No matter what else happens to us in this life, no matter where we go or what we do, we will forever carry the memories of our lost loves in our hearts. Even other widowed people will never be able to exactly understand all the details of our past lives with our husbands or wives who are now gone.
I can talk to my widowed friends about Mike, I can remember things with them, I can tell them stories, but nothing can really and truly adequately describe how it was. So as I move forward now I find I am basically, and constantly, just sharing with myself.
My life is different now. Over three years it’s been, since he left us. I can hardly believe that much time has really gone by. But the missing him, and our life together, will never end. We all talk about this a lot, the fact that grief is a never-ending process. We all know now that we will need to somehow learn to live with it. And we all do that in our own ways, and in our own time.
Every time I drive his truck I remember what it felt like to ride passenger with him driving; how he would exclaim joyfully about the beautiful place we live in, how he would always be trying to talk me into stopping somewhere for lunch.
Every time I reach for a spoon in my kitchen I remember how he preferred to use this one rather than that one; his favorite mug, the set of plates he brought into our marriage. I see him in my mind’s eye, standing next to the sink, tinkering with some gadget. I hear him calling to me from his bedroom. I sadly remember all his things scattered in his bathroom, things that are all gone now.

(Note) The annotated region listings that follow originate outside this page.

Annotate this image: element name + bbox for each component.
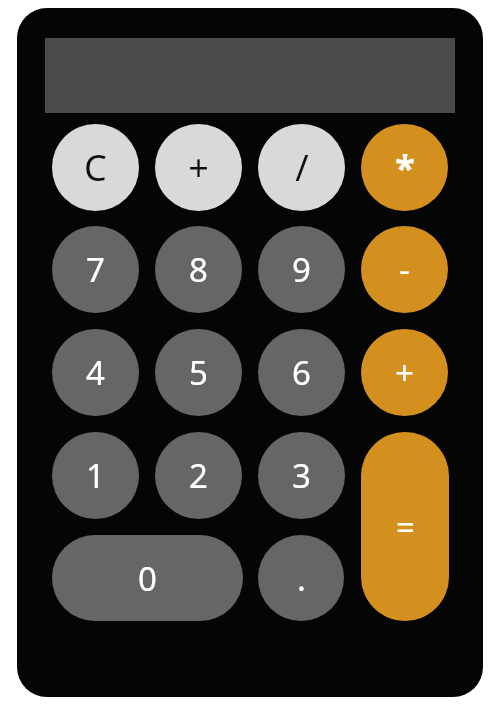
button[interactable]: . bbox=[258, 535, 344, 621]
button[interactable]: - bbox=[361, 226, 448, 313]
button[interactable]: C bbox=[52, 124, 139, 211]
button[interactable]: 0 bbox=[52, 535, 243, 621]
staticText: 3 bbox=[292, 453, 311, 498]
button[interactable]: 1 bbox=[52, 432, 139, 519]
staticText: * bbox=[395, 143, 415, 192]
staticText: 7 bbox=[86, 247, 105, 292]
staticText: + bbox=[188, 143, 209, 192]
button[interactable]: 2 bbox=[155, 432, 242, 519]
staticText: - bbox=[399, 247, 410, 292]
button[interactable]: 7 bbox=[52, 226, 139, 313]
button[interactable]: 3 bbox=[258, 432, 345, 519]
button[interactable]: 6 bbox=[258, 329, 345, 416]
staticText: 2 bbox=[189, 453, 208, 498]
staticText: = bbox=[396, 504, 415, 549]
button[interactable]: = bbox=[361, 432, 449, 621]
staticText: . bbox=[297, 556, 306, 601]
staticText: 8 bbox=[189, 247, 208, 292]
button[interactable]: 9 bbox=[258, 226, 345, 313]
staticText: 9 bbox=[292, 247, 311, 292]
button[interactable]: * bbox=[361, 124, 448, 211]
button[interactable]: 8 bbox=[155, 226, 242, 313]
button[interactable]: 4 bbox=[52, 329, 139, 416]
staticText: C bbox=[84, 143, 107, 192]
button[interactable]: / bbox=[258, 124, 345, 211]
staticText: 1 bbox=[86, 453, 105, 498]
staticText: 0 bbox=[138, 556, 157, 601]
staticText: 4 bbox=[86, 350, 105, 395]
staticText: + bbox=[395, 350, 414, 395]
staticText: 5 bbox=[189, 350, 208, 395]
button[interactable]: + bbox=[361, 329, 448, 416]
staticText: 6 bbox=[292, 350, 311, 395]
button[interactable]: + bbox=[155, 124, 242, 211]
button[interactable]: 5 bbox=[155, 329, 242, 416]
staticText: / bbox=[295, 143, 309, 192]
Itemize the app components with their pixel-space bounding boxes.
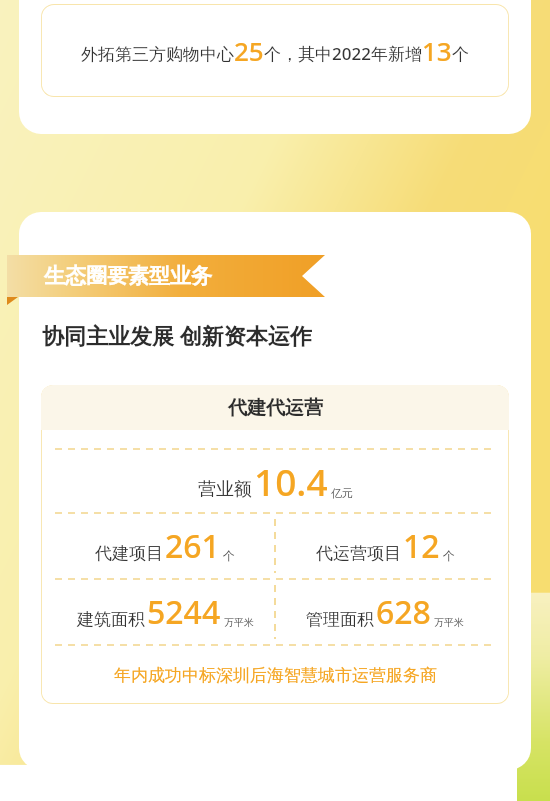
staticText: 协同主业发展 创新资本运作	[42, 320, 312, 350]
staticText: 万平米	[434, 616, 464, 629]
staticText: 5244	[147, 590, 221, 634]
staticText: 25	[234, 33, 264, 68]
staticText: 个	[443, 548, 455, 563]
staticText: 13	[422, 33, 452, 68]
staticText: 万平米	[224, 616, 254, 629]
staticText: 10.4	[254, 456, 328, 506]
staticText: 代建代运营	[228, 396, 323, 420]
staticText: 代建项目	[95, 543, 163, 564]
staticText: 个	[223, 548, 235, 563]
staticText: 261	[165, 524, 220, 568]
staticText: 628	[376, 590, 431, 634]
staticText: 营业额	[198, 478, 252, 501]
staticText: 管理面积	[306, 609, 374, 630]
staticText: 外拓第三方购物中心	[81, 44, 234, 65]
staticText: 个	[452, 44, 469, 65]
staticText: 12	[403, 524, 440, 568]
staticText: 代运营项目	[316, 543, 401, 564]
button[interactable]: 代建代运营	[41, 385, 509, 704]
staticText: 生态圈要素型业务	[44, 263, 212, 289]
staticText: 建筑面积	[77, 609, 145, 630]
staticText: 亿元	[331, 486, 353, 500]
button[interactable]: 外拓第三方购物中心	[41, 4, 509, 97]
staticText: 个，其中2022年新增	[264, 42, 422, 65]
staticText: 年内成功中标深圳后海智慧城市运营服务商	[114, 665, 437, 686]
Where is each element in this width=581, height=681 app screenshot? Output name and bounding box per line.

When I was in California last week I visited some friends of mine, one of whom is a costume designer I had given Mike’s aloha shirts to for a tapestry project she offered to do. I hadn’t seen his shirts in three years. When I walked into her studio and saw what she had done with them I started sobbing. There are many people who remember Mike in his favorite shirts, but only I remember how often I touched them, how often I washed them, hung them in his closet, picked them up off his floor…how often I sat quietly with him in the evening on our lanai, those familiar, bright patterns dancing in front of my eyes. I sometimes see people walking around town here wearing a shirt of the same pattern he wore and it always gives me a start.
But it’s not even all of that. It’s the in-between times. The quiet moments…just the feeling of being married to him, the spirit of our partnership…those details that are so hard to put into words at all. Those intimate, personal, indescribable and fleeting moments we shared. The spirit of him, the essence of who he was and how we related to each other.
If he were still alive I would not be doing the things I’m doing now. I would not be with my musician boyfriend. I would not be thinking about moving off this island. If he were still alive I would not know anything about grief like I do now. I would not really understand how precious every moment was. I would be seeing a very different world through my eyes, and envisioning a very different future.
I still feel married to him, strangely, even though he’s dead. I will always feel that I think, which is kind of a hard thing to describe to non-widowed people, especially in terms of other relationships. He’s still my husband, even though he’s not around.
I can write down words, but those memories and feelings that are unique to me and my dead husband will only ever really be shared and understood within my own heart. And someday, they will die with me too.